I think I'll have to agree with Blue Hoo on his latest point. I too find it so irritating when after waiting weeks for a break in work and weather I finally get on the water and have my bait assaulted by those damned old white marlin:doh This is one of the reasons that I now only pull super chuggers or bump troll live yft. as they also discourage mahi and hoos less than 100#. 

If you're looking for good sized hoos now try the area NW of petronious and the floaters. 255, 252, 259-a, Virgo and Spirit are all good and you should find some bouys on the shelf N of these last two if you can.

Good luck.


----------



## Travis Gill (Oct 6, 2007)

That has got to be one of the funniest postsI have seen. I hate thos pesky white marlin too HAHAHAHA:hoppingmad:banghead:moon


----------



## HighCotton (Oct 2, 2007)

> *Tackle Rep (11/7/2007)*sharpen hooks regularly.

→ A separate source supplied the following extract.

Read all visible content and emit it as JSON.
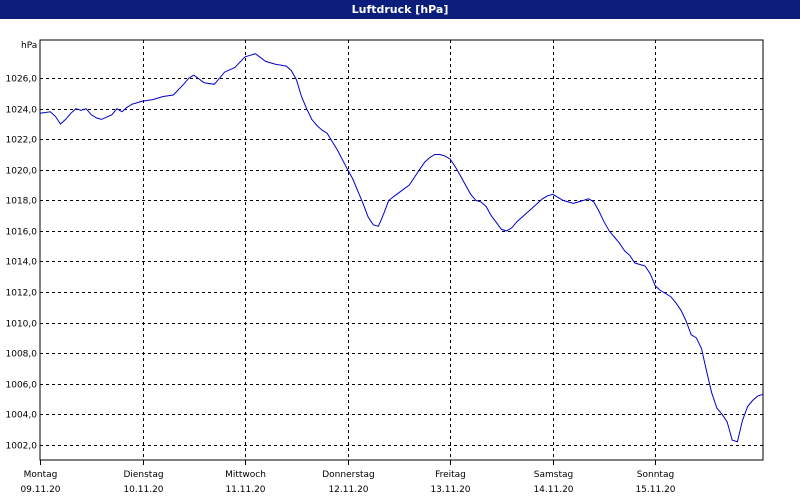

This an excellent piece of advice. Nothing less than razor points will do.


----------



## Bigg J (Nov 7, 2007)

Its gotta mean something, i've done with my king setups but haven't spent a whole crappin lot of time with'em. but i've been hearing alot of people really pushing though.


----------



## David Ridenour (Sep 28, 2007)

(No expert here for sure)

I get a little nervous about line wrapping my rod tip so I'm a little shy touse the rubberband around the handle method.I made a couple of short lanyards out of leader material app 18 inches long with a loop in one end and a swivel on the other. I hook the loop through a cleat or through itself around a stern eye and then use the rubber band the same way and hook it in the open swivel.I can get the line a little closer to the water and it clears anything on the gunnels. They work as spare downrigger releases too if I need them in a pinch. I've even hooked them on the corners of the Ttop when it was a little dicey to deploy the outriggers so I could get more lines out the back. Good luck with your bluewater pursuits! Please keep us posted as you continue to learn and catch fish.


----------



## Deeplines (Sep 28, 2007)

WHAT THE HECK ARE YOU EXPERTS TALKING ABOUT.....??????????

White Marlin was one of the species he was wanting to catch. :banghead:banghead

He hasn't been fishing deep water for 10 years therefore has not come up with the attitude that you have, Anything besides a blue or YFT is Junk fish. 

Remember woody, we all have not have been as lucky in life as you. Shoot the man a PM and tell him how to catch your TRASH FISH. :bowdown:bowdown


----------